Reimagining Beauty – G is for Grace

Blogging A to Z

If you are new to this blog, welcome!

For my Blogging from A to Z April Challenge, I am writing about how storytellers, writers, parents, teachers (in other words, just about anyone) can reimagine beauty to be more inclusive. That way, people with disabilities, varying body types and racial backgrounds, etc. (in other words, anyone) can feel and be recognized by the world as the beauties they truly are.

G is for Grace

What is it about ballet dancers? Their arms swim through the air like Monet’s paintbrush must have swished on canvas. Every gesture is fluid. Every flick of the wrist is delicate, planned, and full of grace.
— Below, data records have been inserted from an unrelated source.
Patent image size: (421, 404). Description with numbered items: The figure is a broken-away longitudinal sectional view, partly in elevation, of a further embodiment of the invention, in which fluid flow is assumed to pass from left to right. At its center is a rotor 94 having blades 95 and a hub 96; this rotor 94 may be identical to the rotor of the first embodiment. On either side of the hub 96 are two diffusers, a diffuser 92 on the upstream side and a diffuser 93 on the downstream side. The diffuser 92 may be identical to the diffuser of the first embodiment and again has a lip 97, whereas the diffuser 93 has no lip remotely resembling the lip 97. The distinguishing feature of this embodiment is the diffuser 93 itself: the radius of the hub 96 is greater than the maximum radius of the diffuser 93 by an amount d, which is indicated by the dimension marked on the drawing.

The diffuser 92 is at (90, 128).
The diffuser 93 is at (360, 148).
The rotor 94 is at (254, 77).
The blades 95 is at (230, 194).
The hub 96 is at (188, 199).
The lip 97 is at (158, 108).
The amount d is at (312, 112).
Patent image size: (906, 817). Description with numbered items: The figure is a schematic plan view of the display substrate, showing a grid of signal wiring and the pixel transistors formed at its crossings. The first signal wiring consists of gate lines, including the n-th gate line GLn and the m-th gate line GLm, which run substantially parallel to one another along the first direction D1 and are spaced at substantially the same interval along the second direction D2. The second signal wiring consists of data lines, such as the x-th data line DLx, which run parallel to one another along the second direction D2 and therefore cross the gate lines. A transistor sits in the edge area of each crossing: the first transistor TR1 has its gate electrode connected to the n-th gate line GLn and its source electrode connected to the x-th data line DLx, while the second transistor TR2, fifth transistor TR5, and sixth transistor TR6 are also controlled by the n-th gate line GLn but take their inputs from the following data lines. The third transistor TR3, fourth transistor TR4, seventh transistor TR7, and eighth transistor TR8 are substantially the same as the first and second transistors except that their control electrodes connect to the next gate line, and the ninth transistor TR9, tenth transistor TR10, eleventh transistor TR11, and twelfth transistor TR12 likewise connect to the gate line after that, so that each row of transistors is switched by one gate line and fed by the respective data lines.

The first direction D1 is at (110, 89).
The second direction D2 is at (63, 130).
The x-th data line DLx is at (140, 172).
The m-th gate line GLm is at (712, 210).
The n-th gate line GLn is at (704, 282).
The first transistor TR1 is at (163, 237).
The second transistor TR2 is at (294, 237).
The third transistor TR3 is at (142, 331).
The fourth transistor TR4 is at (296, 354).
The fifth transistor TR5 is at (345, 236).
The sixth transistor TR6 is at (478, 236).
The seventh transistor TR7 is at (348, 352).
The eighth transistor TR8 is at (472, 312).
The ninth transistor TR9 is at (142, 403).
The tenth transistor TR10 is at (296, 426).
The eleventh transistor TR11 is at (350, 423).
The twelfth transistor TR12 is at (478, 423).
A young teen in my son’s dancing school walks onstage. Her movements can be as simple as a toss of her head or the arching of her back. If that is all she does, I still suck in my breath. The young woman embodies grace. Whenever she moves, I believe that I am witnessing art in motion. Grace is simply beautiful.

Once, in a restaurant, I was served by a man who might have been ballet trained. Every simple placement of drink and silverware was gentle, artful, and beautiful to watch. I was more interested in his act of bringing the food than in the food itself. There was no clinking or scraping. There were no awkward hesitations. Everything floated down to the table, perfectly placed by a man with a serene countenance. Hungry though I was, the attractiveness of the food on my plate was nothing compared to the beautiful grace of the server’s movements. I never forgot him.

Grace makes an impression.

But graceful beauty is not confined to movement and gesture. Graceful interactions, manners, politeness – in short, graciousness – is beautiful to witness and to receive.

When we speak or write of beauty, let’s not forget how beautiful grace is. Grace comes through movement and in the gracious way people behave toward one another. The dancer, the polite and courteous one, the gentle soul who moves artfully through life, these are people who are beautiful. They are beautiful because of their grace and because their grace contributes to the beauty of the world.